Une liaison ferroviaire existe entre Rouen et Dieppe depuis 1848, mettant Dieppe à six heures de Paris, à deux heures trente en 1866. Des affiches sont créées, vantant « La plage la plus proche de Paris », son casino, la proximité de Londres, sa « route autodrome » (circuit automobile)[2]…

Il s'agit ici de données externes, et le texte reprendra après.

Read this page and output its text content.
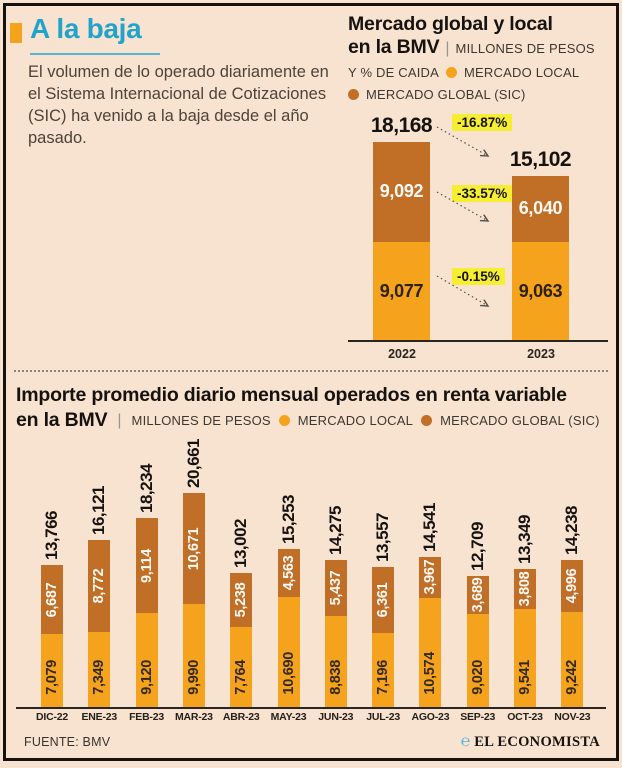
A la baja

El volumen de lo operado diariamente en el Sistema Internacional de Cotizaciones (SIC) ha venido a la baja desde el año pasado.

Mercado global y local
en la BMV | MILLONES DE PESOS
Y % DE CAIDA MERCADO LOCAL
MERCADO GLOBAL (SIC)
18,168
9,092
9,077
15,102
6,040
9,063
2022	2023
-16.87%
-33.57%
-0.15%
Importe promedio diario mensual operados en renta variable
en la BMV | MILLONES DE PESOS MERCADO LOCAL MERCADO GLOBAL (SIC)
13,766
6,687
7,079
16,121
8,772
7,349
18,234
9,114
9,120
20,661
10,671
9,990
13,002
5,238
7,764
15,253
4,563
10,690
14,275
5,437
8,838
13,557
6,361
7,196
14,541
3,967
10,574
12,709
3,689
9,020
13,349
3,808
9,541
14,238
4,996
9,242
DIC-22	ENE-23	FEB-23	MAR-23 ABR-23	MAY-23	JUN-23	JUL-23	AGO-23	SEP-23	OCT-23	NOV-23
FUENTE: BMV	℮ EL ECONOMISTA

Une petite publication locale, Le Journal des Baigneurs (par un imprimeur dieppois, Émile Delevoye), vante les mérites de Dieppe ; une autre (La Plage normande), ceux de Fécamp. La presse parisienne n'est pas en reste : un article d'Adolphe Poujol dans le Journal des arts, des sciences et des lettres du 15 juillet 1866 serait aujourd'hui qualifié de publireportage[3]. Un incident survenu en 1889 permet de se faire une idée des relations entre la presse et le casino : le 12 juillet 1889, alors que commençait la saison, L'Écho de Paris annonça une épidémie de variole à Dieppe. Le maire protesta, et l'Écho de Paris déclara disposer d'une source fiable - qu'il ne nomma pas. Selon La Vigie de Dieppe, la publication faite par l'Écho de Paris aurait été justifiée par le refus du directeur du casino de faire de la publicité dans ce journal : « M. Bloch, dont le budget consacré à cette publicité est complètement absorbé par les traités passés avec des journaux plus influents et plus répandus que l'Echo de Paris, n'a point accédé à cette demande »[4]. C'est sans doute aussi dans ce cadre qu'il faut interpréter un article de 1884 paru dans La Liberté, signé par le polémiste Charles-François-Xavier Müller et censé être consacré aux Courses de Dieppe, d'après le titre. En fait, la moitié de l'article est consacrée à porter atteinte à l'image de la station de Dieppe, dont la clientèle, loin d'être aristocratique, comporterait « quelques Anglaises, beaucoup de trafiquantes sur le retour, des femmes de commerçants faisant montre de toilettes d'un goût douteux; pas une personnalité ». Il est question plus loin des « horizontales [qui] coudoient effrontément la femme honnête ». L'article semble préférer « les petits coins paisibles » que l'on trouve sur les côtes de Bretagne, de Normandie et le littoral nord - il est (incidemment ?) question un peu plus loin de deux fort beaux bateaux (dont le yacht de luxe d'Edmond Blanc, La Nubienne) qui viennent de Deauville, pour l'un, et de Cabourg, pour l'autre[5]…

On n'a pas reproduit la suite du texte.